Discussie rondom de prediking – Deel 1

DISCUSSIE RONDOM DE PREDIKING – DEEL 1

 WD Jonker
Gereformeerd weekblad, 24e jaargang nr 32, 7 februari 1969, 204/5

Wie zich in de huidige discussies rondom de prediking verdiept, komt uit de aard der zaak direct in aanraking met alle problemen die vandaag in de theologie een rol spelen. Dat kan niet anders. De prediking staat nu eenmaal op een zodanige wijze met de theologie als geheel in verband, dat alle verschuivingen in de theologie zich bijna seismografisch in de praktijk van de prediking aftekenen. Men behoeft daarvoor maar even naar de geschiedenis van de prediking door de eeuwen te kijken. Indien het overigens ook waar is wat we in onze tijd telkens moeten horen, namelijk dat de theologie als geheel niets anders kan zijn dan een voorbereiding voor de prediking, spreekt het ook vanzelf dat alle theologische vragen op de een of andere wijze in de discussies rondom de prediking moeten doorklinken.

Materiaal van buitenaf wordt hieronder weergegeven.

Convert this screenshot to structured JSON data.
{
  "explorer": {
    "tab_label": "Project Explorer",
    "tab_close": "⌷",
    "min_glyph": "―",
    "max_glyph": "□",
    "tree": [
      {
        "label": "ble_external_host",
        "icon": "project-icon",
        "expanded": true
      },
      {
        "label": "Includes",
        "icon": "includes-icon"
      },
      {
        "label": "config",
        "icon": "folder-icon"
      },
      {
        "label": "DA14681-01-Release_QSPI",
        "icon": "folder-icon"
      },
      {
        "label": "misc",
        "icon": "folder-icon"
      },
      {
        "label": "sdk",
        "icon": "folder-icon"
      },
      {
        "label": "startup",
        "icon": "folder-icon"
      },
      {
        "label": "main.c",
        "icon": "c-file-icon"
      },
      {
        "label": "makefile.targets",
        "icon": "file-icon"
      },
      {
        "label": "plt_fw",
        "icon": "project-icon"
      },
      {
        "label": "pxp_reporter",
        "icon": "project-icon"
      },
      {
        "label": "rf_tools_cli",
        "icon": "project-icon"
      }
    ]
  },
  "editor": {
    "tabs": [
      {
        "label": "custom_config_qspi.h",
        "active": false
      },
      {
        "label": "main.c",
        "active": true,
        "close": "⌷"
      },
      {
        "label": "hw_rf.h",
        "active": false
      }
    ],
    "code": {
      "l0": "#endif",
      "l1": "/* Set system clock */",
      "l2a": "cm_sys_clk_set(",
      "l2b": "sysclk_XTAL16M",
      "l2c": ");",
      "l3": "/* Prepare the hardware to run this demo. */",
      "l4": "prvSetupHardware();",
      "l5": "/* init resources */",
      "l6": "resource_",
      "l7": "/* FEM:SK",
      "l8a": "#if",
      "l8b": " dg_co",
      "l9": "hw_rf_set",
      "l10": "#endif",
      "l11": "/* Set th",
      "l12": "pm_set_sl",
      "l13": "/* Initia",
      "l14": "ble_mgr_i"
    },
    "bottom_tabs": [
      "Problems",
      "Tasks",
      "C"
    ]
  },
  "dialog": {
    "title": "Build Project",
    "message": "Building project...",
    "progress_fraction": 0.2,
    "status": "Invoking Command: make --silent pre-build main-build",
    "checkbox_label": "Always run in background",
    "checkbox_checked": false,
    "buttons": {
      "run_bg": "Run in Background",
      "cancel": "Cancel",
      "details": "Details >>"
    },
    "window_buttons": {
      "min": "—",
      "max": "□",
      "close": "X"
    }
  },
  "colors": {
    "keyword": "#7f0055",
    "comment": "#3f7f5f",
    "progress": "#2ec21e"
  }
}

Nu kan het niet onze bedoeling zijn hier aan alle vragen die daarbij aan de orde gesteld worden, aandacht te schenken. Dat zou ons te ver voeren. We stellen ons veeleer ten doel een en ander mee te delen over wat er aan de hand is rondom de zeer praktische vraag naar de voorbereiding voor de prediking in engere zin, de vraag namelijk hoe men te werk moet gaan bij het maken van een preek. Dat is inderdaad een praktische vraag. Intussen is het nu toch ook weer zo dat er aan de beantwoording van deze vraag geweldig veel vastzit. Theologische beslissingen van ingrijpende aard spreken in de beantwoording van deze eenvoudige vraag mee.

Men zou kunnen denken dat er rondom deze vraag toch echt niet zoveel aan de hand kan zijn. Raakt het hier niet zuiver een kwestie van techniek? Is de vraag naar de techniek bij het maken van een preek theologisch niet van minder belang? Men zou dat wel kunnen denken. In werkelijkheid is het echter niet waar dat de techniek een neutrale of zelfstandige zaak is die niet direct samenhangt met de theologie als geheel. Dat wordt juist heel duidelijk uit de huidige discussies rondom de prediking.

Als gereformeerden waren wij altijd gewend het maken van een preek als een vrij onproblematische aangelegenheid te beschouwen. Het woord onproblematisch wil daarbij natuurlijk niet zeggen dat het niet moeilijk was een preek te maken, maar dat er aan de vraag hoe ik een preek moet maken, niet zoveel problemen vastzaten. De weg naar een preek mag dan wel doornig geweest zijn, de vraag hoe die weg moet zijn, was eigenlijk volkomen duidelijk.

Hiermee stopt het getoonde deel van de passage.